The third component is task relationship normalization. This part is actually a highlight of this paper. After obtaining the results of transfer learning, we can use the relationships between each pair of tasks to obtain a matrix that fully represents the relationships between all tasks. However, the absolute values of the transfer loss function between two tasks cannot be directly compared. Normalizing the data to a range of 0 and 1, which is commonly used in machine learning, is also not suitable because it does not consider the relationship between the rate of loss function change and the accuracy of the target task.

Therefore, the authors of this paper propose a sequential normalization method. Simply put, instead of looking at the absolute transfer values between two tasks, they compare which original task can gain more accuracy for the target task on the test set compared to other tasks. This way, all tasks can be compared. In short, the purpose of task relationship normalization is to construct a matrix representing the relationships between tasks.

The purpose of the final component is to extract a true relationship graph of all tasks from this relationship matrix. In other words, we hope to find a valuable subgraph from a fully connected graph. Here, the authors utilize a method called “Boolean Integer Programming” to mine a representative subgraph under certain constraints.

Experimental Results #

The authors proposed a new dataset with over 4 million images. In this dataset, there are 26 computer vision tasks. From the experiments, the authors discovered a few patterns. For example, 3D and 2D tasks were naturally grouped together, while other high-level tasks such as contextual segmentation and scene recognition were grouped separately.

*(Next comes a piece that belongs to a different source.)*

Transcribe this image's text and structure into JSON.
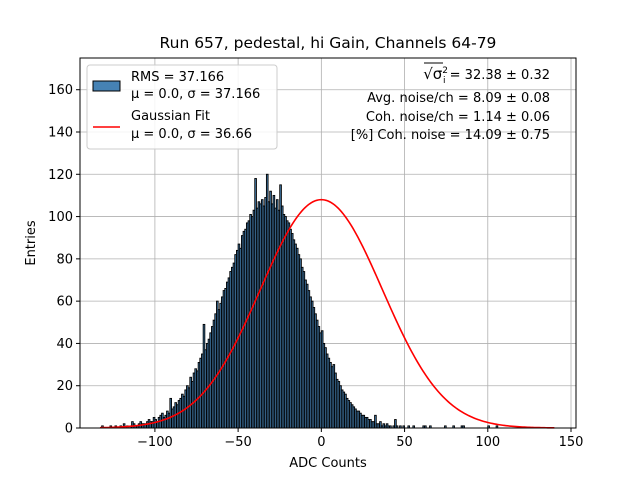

To study whether this discovered structure could really achieve the goal of transfer learning, the authors randomly combined different pairs of tasks, creating a sort of random task map. They then performed transfer learning based on the learned structure to see if the results were better than random. The answer is yes, significantly better. In this paper, the authors demonstrated that the learned structure not only helps improve the performance of the target task, but also provides a good explanation for the relationships between tasks.

Conclusion #

Today, I discussed the best paper from CVPR 2018.

Let’s review the main points together: First, we provided a detailed introduction to the problem addressed in this paper and its contributions. The paper explores the relationship between computer vision tasks and proposes a computational framework that can be used for transfer learning. Second, we briefly introduced the core methods proposed in the paper, which consist of four components. Third, we briefly discussed the experimental results presented in the paper.

Finally, I’ll leave you with a question to ponder: Currently, the relationships being explored are mainly pairwise relationships between tasks. Is there a method to discover the high-dimensional relationships between three tasks, for example?